Cuando los hijos del coronel Aureliano Buendía
estuvieron por primera vez en Macondo, Úrsula recordó que llevaban
en las venas la misma sangre de la bisnieta, y se estremeció con un
espanto olvidado. «Abre bien los ojos -la previnió-. Con cualquiera
de ellos, los hijos te saldrán con cola de puerco.» Ella hizo tan
poco caso de la advertencia, que se vistió de hombre y se revolcó
en arena para subirse en la cucaña, y estuvo a punto de ocasionar
una tragedia entre los diecisiete primos trastornados por el
insoportable espectáculo. Era por eso que ninguno de ellos dormía
en la casa cuando visitaban el pueblo, y los cuatro que se habían
quedado vivían por disposición de Úrsula en cuartos de alquiler.

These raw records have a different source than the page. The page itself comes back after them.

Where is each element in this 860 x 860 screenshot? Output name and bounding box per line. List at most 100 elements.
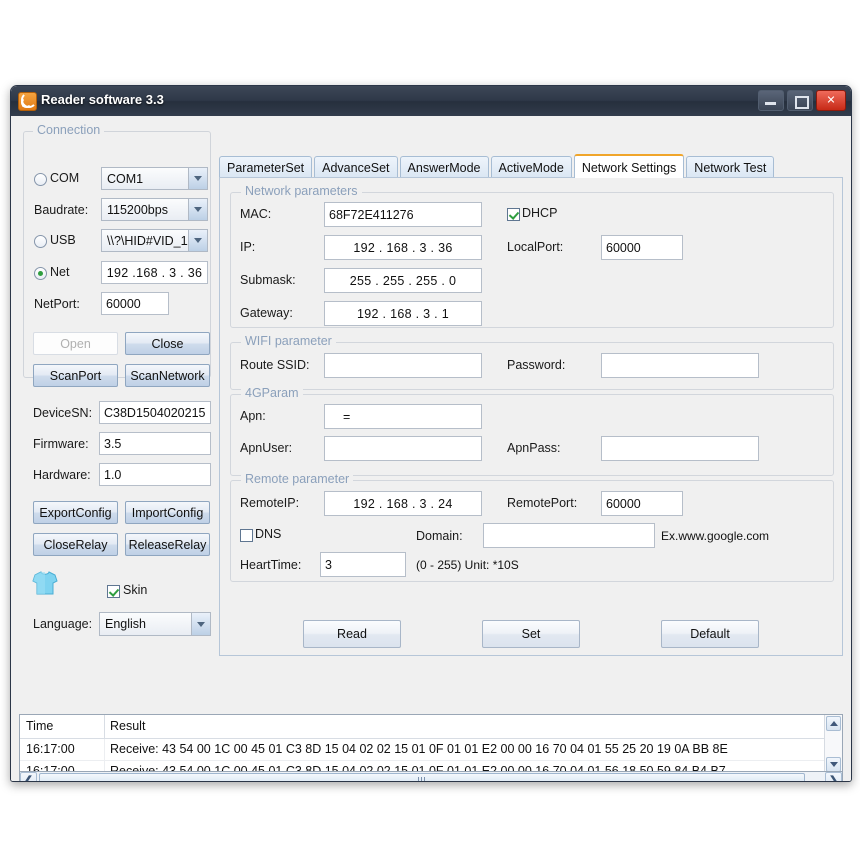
wifi-parameter-title: WIFI parameter (241, 334, 336, 348)
tab-label: ActiveMode (498, 160, 564, 175)
label-com: COM (50, 171, 80, 185)
label-gateway: Gateway: (240, 306, 293, 320)
table-row[interactable]: 16:17:00 Receive: 43 54 00 1C 00 45 01 C… (20, 739, 842, 761)
scannetwork-button[interactable]: ScanNetwork (125, 364, 210, 387)
exportconfig-label: ExportConfig (39, 505, 112, 520)
dhcp-checkbox[interactable] (507, 208, 520, 221)
label-submask: Submask: (240, 273, 296, 287)
importconfig-button[interactable]: ImportConfig (125, 501, 210, 524)
tab-label: AdvanceSet (322, 160, 390, 175)
closerelay-label: CloseRelay (43, 537, 108, 552)
left-panel: Connection COM COM1 Baudrate: 115200bps … (19, 121, 214, 706)
tab-parameterset[interactable]: ParameterSet (219, 156, 313, 178)
scanport-button[interactable]: ScanPort (33, 364, 118, 387)
close-button[interactable]: ✕ (816, 90, 846, 111)
tab-answermode[interactable]: AnswerMode (399, 156, 489, 178)
route-ssid-input[interactable] (324, 353, 482, 378)
dns-checkbox[interactable] (240, 529, 253, 542)
usb-device-combo[interactable]: \\?\HID#VID_1A (101, 229, 208, 252)
minimize-button[interactable] (758, 90, 784, 111)
label-ip: IP: (240, 240, 256, 254)
exportconfig-button[interactable]: ExportConfig (33, 501, 118, 524)
firmware-value: 3.5 (104, 436, 122, 451)
language-combo[interactable]: English (99, 612, 211, 636)
label-net: Net (50, 265, 70, 279)
hearttime-input[interactable]: 3 (320, 552, 406, 577)
open-button[interactable]: Open (33, 332, 118, 355)
chevron-down-icon[interactable] (191, 613, 210, 635)
remoteport-value: 60000 (606, 496, 641, 511)
read-button[interactable]: Read (303, 620, 401, 648)
scroll-up-arrow-icon[interactable] (826, 716, 841, 731)
dhcp-label: DHCP (522, 206, 558, 220)
net-ip-input[interactable]: 192 .168 . 3 . 36 (101, 261, 208, 284)
releaserelay-button[interactable]: ReleaseRelay (125, 533, 210, 556)
default-button[interactable]: Default (661, 620, 759, 648)
apnuser-input[interactable] (324, 436, 482, 461)
remoteip-value: 192 . 168 . 3 . 24 (353, 496, 453, 511)
close-button-conn[interactable]: Close (125, 332, 210, 355)
domain-example-hint: Ex.www.google.com (661, 529, 770, 543)
read-button-label: Read (337, 627, 367, 641)
mac-value: 68F72E411276 (329, 207, 414, 222)
label-localport: LocalPort: (507, 240, 564, 254)
tab-label: ParameterSet (227, 160, 305, 175)
firmware-input[interactable]: 3.5 (99, 432, 211, 455)
default-button-label: Default (690, 627, 730, 641)
label-usb: USB (50, 233, 76, 247)
rss-signal-icon (18, 92, 37, 111)
importconfig-label: ImportConfig (131, 505, 204, 520)
scroll-down-arrow-icon[interactable] (826, 757, 841, 772)
tab-label: Network Settings (581, 161, 677, 175)
gateway-input[interactable]: 192 . 168 . 3 . 1 (324, 301, 482, 326)
log-horizontal-scrollbar[interactable]: ❮ ❯ (19, 771, 843, 781)
closerelay-button[interactable]: CloseRelay (33, 533, 118, 556)
log-list: Time Result 16:17:00 Receive: 43 54 00 1… (19, 714, 843, 774)
label-hearttime: HeartTime: (240, 558, 302, 572)
baudrate-combo[interactable]: 115200bps (101, 198, 208, 221)
radio-usb[interactable] (34, 235, 47, 248)
scroll-right-arrow-icon[interactable]: ❯ (825, 772, 842, 781)
radio-net[interactable] (34, 267, 47, 280)
fourg-param-title: 4GParam (241, 386, 303, 400)
net-ip-value: 192 .168 . 3 . 36 (106, 265, 203, 280)
apnpass-input[interactable] (601, 436, 759, 461)
tab-network-test[interactable]: Network Test (686, 156, 775, 178)
tab-label: Network Test (694, 160, 767, 175)
log-result: Receive: 43 54 00 1C 00 45 01 C3 8D 15 0… (110, 742, 728, 756)
window-client-area: Connection COM COM1 Baudrate: 115200bps … (11, 116, 851, 781)
domain-input[interactable] (483, 523, 655, 548)
set-button[interactable]: Set (482, 620, 580, 648)
ip-input[interactable]: 192 . 168 . 3 . 36 (324, 235, 482, 260)
skin-checkbox[interactable] (107, 585, 120, 598)
tab-network-settings[interactable]: Network Settings (573, 154, 685, 178)
screen: Reader software 3.3 ✕ Connection COM COM… (0, 0, 860, 860)
tab-advanceset[interactable]: AdvanceSet (314, 156, 398, 178)
label-language: Language: (33, 617, 93, 631)
hearttime-value: 3 (325, 557, 332, 572)
remoteip-input[interactable]: 192 . 168 . 3 . 24 (324, 491, 482, 516)
com-port-combo[interactable]: COM1 (101, 167, 208, 190)
label-apnpass: ApnPass: (507, 441, 561, 455)
apn-input[interactable]: = (324, 404, 482, 429)
devicesn-input[interactable]: C38D1504020215 (99, 401, 211, 424)
netport-input[interactable]: 60000 (101, 292, 169, 315)
chevron-down-icon[interactable] (188, 168, 207, 189)
localport-input[interactable]: 60000 (601, 235, 683, 260)
submask-input[interactable]: 255 . 255 . 255 . 0 (324, 268, 482, 293)
com-port-value: COM1 (107, 171, 144, 186)
remoteport-input[interactable]: 60000 (601, 491, 683, 516)
chevron-down-icon[interactable] (188, 230, 207, 251)
radio-com[interactable] (34, 173, 47, 186)
chevron-down-icon[interactable] (188, 199, 207, 220)
mac-input[interactable]: 68F72E411276 (324, 202, 482, 227)
scannetwork-button-label: ScanNetwork (130, 368, 205, 383)
password-input[interactable] (601, 353, 759, 378)
scroll-left-arrow-icon[interactable]: ❮ (20, 772, 37, 781)
log-vertical-scrollbar[interactable] (824, 715, 842, 773)
hardware-input[interactable]: 1.0 (99, 463, 211, 486)
tab-activemode[interactable]: ActiveMode (490, 156, 572, 178)
hscroll-thumb[interactable] (39, 773, 805, 781)
maximize-button[interactable] (787, 90, 813, 111)
releaserelay-label: ReleaseRelay (128, 537, 207, 552)
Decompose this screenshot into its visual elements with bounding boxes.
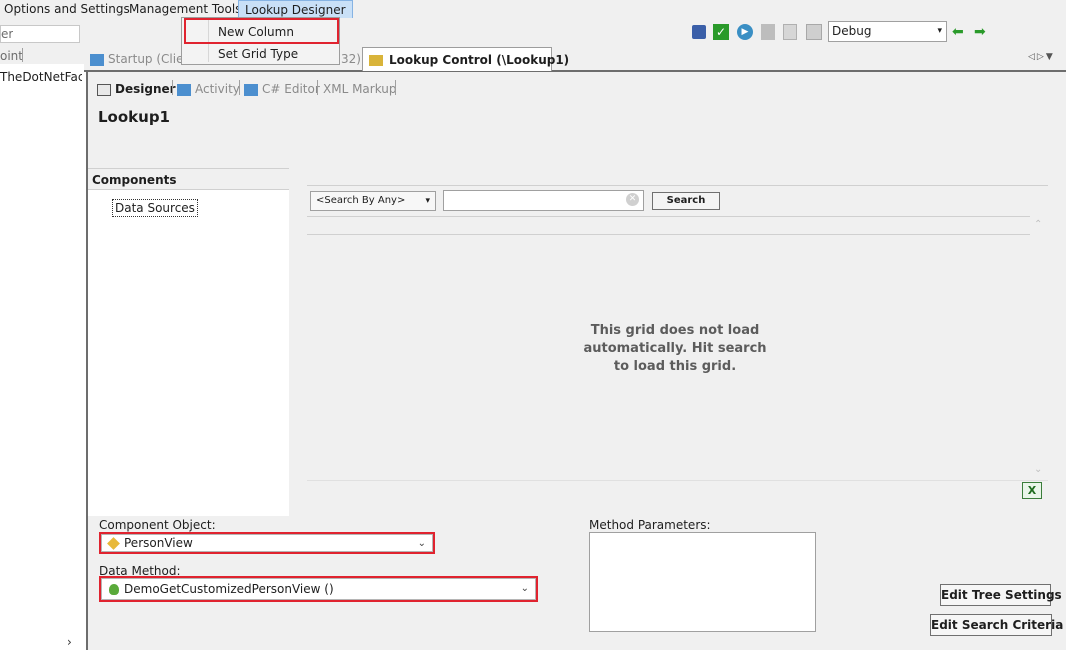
- scroll-down-icon[interactable]: ⌄: [1034, 464, 1042, 475]
- copy-icon[interactable]: [806, 24, 822, 40]
- subtab-divider: [395, 80, 396, 95]
- left-tree-panel: [0, 64, 84, 650]
- components-panel: [88, 190, 289, 516]
- subtab-divider: [239, 80, 240, 95]
- tree-item-project[interactable]: TheDotNetFactc: [0, 70, 82, 84]
- arrow-left-icon[interactable]: ⬅: [952, 25, 964, 39]
- left-label-point: oint: [0, 49, 23, 63]
- search-input[interactable]: ✕: [443, 190, 644, 211]
- component-object-value: PersonView: [124, 536, 193, 550]
- chevron-down-icon: ▾: [425, 196, 430, 206]
- code-icon: [244, 83, 258, 96]
- tab-lookup-label: Lookup Control (\Lookup1): [389, 53, 570, 67]
- chevron-down-icon: ⌄: [417, 538, 426, 549]
- subtab-xml-markup[interactable]: XML Markup: [323, 80, 397, 98]
- chevron-right-icon[interactable]: ›: [67, 635, 72, 649]
- tab-startup-suffix[interactable]: 32): [341, 47, 361, 71]
- left-search-text: er: [1, 27, 14, 41]
- new-column-highlight: [184, 18, 339, 44]
- save-icon[interactable]: [692, 25, 706, 39]
- edit-search-criteria-button[interactable]: Edit Search Criteria: [930, 614, 1063, 636]
- check-icon[interactable]: ✓: [713, 24, 729, 40]
- grid-footer-divider: [307, 480, 1048, 481]
- grid-divider: [307, 234, 1030, 235]
- method-icon: [109, 584, 119, 595]
- left-search-box[interactable]: er: [0, 25, 80, 43]
- activity-icon: [177, 83, 191, 96]
- method-parameters-label: Method Parameters:: [589, 518, 711, 532]
- edit-tree-settings-button[interactable]: Edit Tree Settings: [940, 584, 1062, 606]
- subtab-divider: [172, 80, 173, 95]
- subtab-designer[interactable]: Designer: [97, 80, 176, 98]
- solution-explorer-pane: er oint TheDotNetFactc ›: [0, 18, 84, 650]
- subtab-activity[interactable]: Activity: [177, 80, 240, 98]
- subtab-csharp-editor[interactable]: C# Editor: [244, 80, 320, 98]
- menu-options-and-settings[interactable]: Options and Settings: [4, 0, 130, 18]
- search-by-value: <Search By Any>: [316, 195, 406, 206]
- lookup-icon: [369, 55, 383, 66]
- left-divider: [22, 48, 23, 62]
- tab-startup-label: Startup (Clien: [108, 52, 192, 66]
- form-icon: [90, 53, 104, 66]
- subtab-designer-label: Designer: [115, 82, 176, 96]
- configuration-value: Debug: [832, 24, 872, 38]
- data-method-select[interactable]: DemoGetCustomizedPersonView () ⌄: [101, 578, 536, 600]
- chevron-down-icon: ⌄: [520, 583, 529, 594]
- data-method-value: DemoGetCustomizedPersonView (): [124, 582, 334, 596]
- menu-item-set-grid-type[interactable]: Set Grid Type: [218, 44, 298, 64]
- menu-management-tools[interactable]: Management Tools: [129, 0, 241, 18]
- subtab-divider: [317, 80, 318, 95]
- subtab-csharp-label: C# Editor: [262, 82, 320, 96]
- component-object-label: Component Object:: [99, 518, 216, 532]
- document-icon[interactable]: [783, 24, 797, 40]
- grid-divider: [307, 216, 1030, 217]
- search-by-select[interactable]: <Search By Any> ▾: [310, 191, 436, 211]
- subtab-activity-label: Activity: [195, 82, 240, 96]
- scroll-up-icon[interactable]: ⌃: [1034, 219, 1042, 230]
- tab-startup[interactable]: Startup (Clien: [90, 47, 191, 71]
- tab-lookup-control[interactable]: Lookup Control (\Lookup1): [362, 47, 569, 71]
- page-title: Lookup1: [98, 108, 170, 126]
- tab-scroll-arrows-icon[interactable]: ◁▷▼: [1028, 52, 1055, 62]
- chevron-down-icon: ▾: [937, 26, 942, 36]
- disabled-tool-icon[interactable]: [761, 24, 775, 40]
- clear-icon[interactable]: ✕: [626, 193, 639, 206]
- grid-icon: [97, 83, 111, 96]
- menu-lookup-designer[interactable]: Lookup Designer: [238, 0, 353, 18]
- component-object-select[interactable]: PersonView ⌄: [101, 534, 433, 552]
- arrow-right-icon[interactable]: ➡: [974, 25, 986, 39]
- configuration-select[interactable]: Debug ▾: [828, 21, 947, 42]
- search-button[interactable]: Search: [652, 192, 720, 210]
- tree-item-data-sources[interactable]: Data Sources: [112, 199, 198, 217]
- component-icon: [107, 537, 120, 550]
- excel-export-icon[interactable]: X: [1022, 482, 1042, 499]
- method-parameters-list[interactable]: [589, 532, 816, 632]
- run-icon[interactable]: ▶: [737, 24, 753, 40]
- grid-empty-message: This grid does not load automatically. H…: [583, 323, 767, 374]
- components-header: Components: [88, 168, 289, 190]
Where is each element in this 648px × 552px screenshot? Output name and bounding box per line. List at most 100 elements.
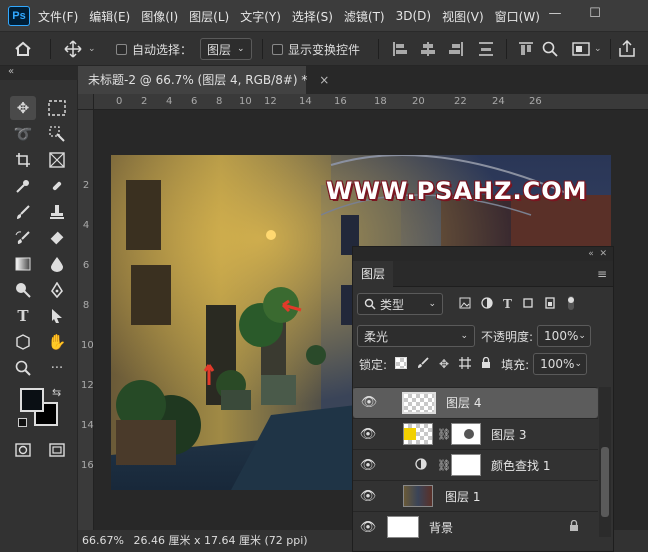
menu-filter[interactable]: 滤镜(T) [344, 8, 385, 25]
eye-icon[interactable]: 👁 [359, 481, 377, 512]
quick-select-tool-icon[interactable] [44, 122, 70, 146]
menu-edit[interactable]: 编辑(E) [89, 8, 130, 25]
menu-window[interactable]: 窗口(W) [495, 8, 540, 25]
frame-tool-icon[interactable] [44, 148, 70, 172]
align-top-icon[interactable] [518, 32, 534, 66]
menu-type[interactable]: 文字(Y) [240, 8, 281, 25]
panel-menu-icon[interactable]: ≡ [597, 267, 607, 281]
align-left-icon[interactable] [392, 32, 408, 66]
type-tool-icon[interactable]: T [10, 304, 36, 328]
more-tools-icon[interactable]: ··· [44, 356, 70, 380]
lock-transparent-icon[interactable] [395, 356, 408, 372]
eye-icon[interactable]: 👁 [359, 419, 377, 450]
layer-name[interactable]: 颜色查找 1 [491, 457, 550, 474]
lock-brush-icon[interactable] [417, 356, 429, 372]
zoom-level[interactable]: 66.67% [82, 530, 130, 552]
eye-icon[interactable]: 👁 [359, 512, 377, 543]
layer-name[interactable]: 背景 [429, 519, 453, 536]
align-right-icon[interactable] [448, 32, 464, 66]
eyedropper-tool-icon[interactable] [10, 174, 36, 198]
swap-colors-icon[interactable]: ⇆ [52, 386, 61, 399]
lasso-tool-icon[interactable]: ➰ [10, 122, 36, 146]
layer-name[interactable]: 图层 1 [445, 488, 480, 505]
tab-layers[interactable]: 图层 [353, 261, 393, 287]
dodge-tool-icon[interactable] [10, 278, 36, 302]
eye-icon[interactable]: 👁 [359, 450, 377, 481]
layer-row[interactable]: 👁 图层 4 [353, 387, 598, 418]
menu-file[interactable]: 文件(F) [38, 8, 78, 25]
filter-type-select[interactable]: 类型 ⌄ [357, 293, 443, 315]
layer-row[interactable]: 👁 背景 [353, 511, 598, 542]
crop-tool-icon[interactable] [10, 148, 36, 172]
menu-layer[interactable]: 图层(L) [189, 8, 229, 25]
menu-image[interactable]: 图像(I) [141, 8, 178, 25]
lock-artboard-icon[interactable] [459, 356, 472, 372]
zoom-tool-icon[interactable] [10, 356, 36, 380]
document-info[interactable]: 26.46 厘米 x 17.64 厘米 (72 ppi) [134, 534, 308, 547]
collapse-icon[interactable]: « [588, 249, 594, 259]
distribute-icon[interactable] [478, 32, 494, 66]
fill-input[interactable]: 100% ⌄ [533, 353, 588, 375]
lock-move-icon[interactable]: ✥ [439, 357, 449, 371]
eraser-tool-icon[interactable] [44, 226, 70, 250]
gradient-tool-icon[interactable] [10, 252, 36, 276]
chain-link-icon[interactable]: ⛓ [437, 459, 451, 472]
move-tool-icon[interactable]: ⌄ [64, 32, 96, 66]
stamp-tool-icon[interactable] [44, 200, 70, 224]
layer-name[interactable]: 图层 3 [491, 426, 526, 443]
screen-mode-icon[interactable] [44, 438, 70, 462]
shape-tool-icon[interactable] [10, 330, 36, 354]
layer-mask-thumbnail[interactable] [451, 423, 481, 445]
document-tab[interactable]: 未标题-2 @ 66.7% (图层 4, RGB/8#) * × [78, 66, 329, 94]
search-icon[interactable] [542, 32, 558, 66]
workspace-icon[interactable]: ⌄ [572, 32, 602, 66]
ruler-origin[interactable] [78, 94, 94, 110]
layer-row[interactable]: 👁 图层 1 [353, 480, 598, 511]
auto-select-checkbox[interactable] [116, 43, 127, 55]
collapse-chevron-icon[interactable]: « [0, 66, 78, 80]
path-select-tool-icon[interactable] [44, 304, 70, 328]
opacity-input[interactable]: 100% ⌄ [537, 325, 592, 347]
close-icon[interactable]: × [319, 73, 329, 87]
marquee-tool-icon[interactable] [44, 96, 70, 120]
default-colors-icon[interactable] [18, 418, 27, 427]
brush-tool-icon[interactable] [10, 200, 36, 224]
scrollbar-thumb[interactable] [601, 447, 609, 517]
filter-shape-icon[interactable] [522, 297, 534, 312]
lock-all-icon[interactable] [481, 356, 491, 372]
home-icon[interactable] [14, 32, 32, 66]
menu-view[interactable]: 视图(V) [442, 8, 484, 25]
align-center-icon[interactable] [420, 32, 436, 66]
minimize-button[interactable]: — [540, 0, 570, 26]
layers-scrollbar[interactable] [599, 387, 611, 537]
filter-smart-object-icon[interactable] [544, 296, 556, 312]
layer-row[interactable]: 👁 ⛓ 图层 3 [353, 418, 598, 449]
blend-mode-select[interactable]: 柔光 ⌄ [357, 325, 475, 347]
horizontal-ruler[interactable]: 0 2 4 6 8 10 12 14 16 18 20 22 24 26 [94, 94, 648, 110]
auto-select-target-select[interactable]: 图层 ⌄ [200, 38, 252, 60]
history-brush-tool-icon[interactable] [10, 226, 36, 250]
layer-name[interactable]: 图层 4 [446, 394, 481, 411]
menu-select[interactable]: 选择(S) [292, 8, 333, 25]
share-icon[interactable] [618, 32, 636, 66]
layer-mask-thumbnail[interactable] [451, 454, 481, 476]
foreground-color-swatch[interactable] [20, 388, 44, 412]
quick-mask-icon[interactable] [10, 438, 36, 462]
filter-pixel-icon[interactable] [459, 297, 471, 312]
hand-tool-icon[interactable]: ✋ [44, 330, 70, 354]
filter-type-layer-icon[interactable]: T [503, 297, 512, 311]
vertical-ruler[interactable]: 2 4 6 8 10 12 14 16 [78, 110, 94, 530]
maximize-button[interactable]: ☐ [580, 0, 610, 26]
pen-tool-icon[interactable] [44, 278, 70, 302]
filter-adjustment-icon[interactable] [481, 296, 493, 312]
eye-icon[interactable]: 👁 [360, 387, 378, 418]
close-icon[interactable]: ✕ [599, 249, 607, 259]
move-tool-icon[interactable]: ✥ [10, 96, 36, 120]
healing-brush-tool-icon[interactable] [44, 174, 70, 198]
layer-row[interactable]: 👁 ⛓ 颜色查找 1 [353, 449, 598, 480]
blur-tool-icon[interactable] [44, 252, 70, 276]
chain-link-icon[interactable]: ⛓ [437, 428, 451, 441]
chevron-down-icon[interactable]: ⌄ [88, 44, 96, 54]
menu-3d[interactable]: 3D(D) [396, 9, 431, 23]
filter-toggle-icon[interactable] [566, 295, 576, 314]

Sin embargo, Remedios, la bella, se habría muerto de risa si hubiera
conocido aquella precaución. Hasta el último instante en que estuvo
en la tierra ignoró que su irreparable destino de hembra
perturbadora era un desastre cotidiano.
Cada vez que aparecía
en el comedor, contrariando las órdenes de Úrsula, ocasionaba un
pánico de exasperación entre los forasteros. Era demasiado evidente
que estaba desnuda por completo bajo el burdo camisón, y nadie podía
entender que su cráneo pelado y perfecto no era un desafío, y que
no era una criminal provocación el descaro con que se descubría los
muslos para quitarse el calor, y el gusto con que se chupaba los
dedos después de comer con las manos. Lo que ningún miembro de la
familia supo nunca, fue que los forasteros no tardaron en darse
cuenta de que Remedios, la bella, soltaba un hálito de perturbación,
una ráfaga de tormento, que seguía siendo perceptible varias horas
después de que ella había pasado. Hombres expertos en trastornos de
amor, probados en el mundo entero, afirmaban no haber padecido jamás
una ansiedad semejante a la que producía el olor natural de
Remedios, la bella. En el corredor de las begonias, en la sala de
visitas, en cualquier lugar de la casa, podía señalarse el lugar
exacto en que estuvo y el tiempo transcurrido desde que dejó de
estar. Era un rastro definido, inconfundible, que nadie de la casa
podía distinguir porque estaba incorporado desde hacía mucho tiempo
a los olores cotidianos, pero que los forasteros identificaban de
inmediato. Por eso eran ellos los únicos que entendían que el joven
comandante de la guardia se hubiera muerto de amor, y que un
caballero venido de otras tierras se hubiera echado a la
desesperación. Inconsciente del ámbito inquietante en que se movía,
del insoportable estado de íntima calamidad que provocaba a su paso,
Remedios, la bella, trataba a los hombres sin la menor malicia y
acababa de trastornarlos con sus inocentes complacencias.
Cuando
Úrsula logró imponer la orden de que comiera con Amaranta en la
cocina para que no la vieran los forasteros, ella se sintió más
cómoda porque al fin y al cabo quedaba a salvo de toda disciplina.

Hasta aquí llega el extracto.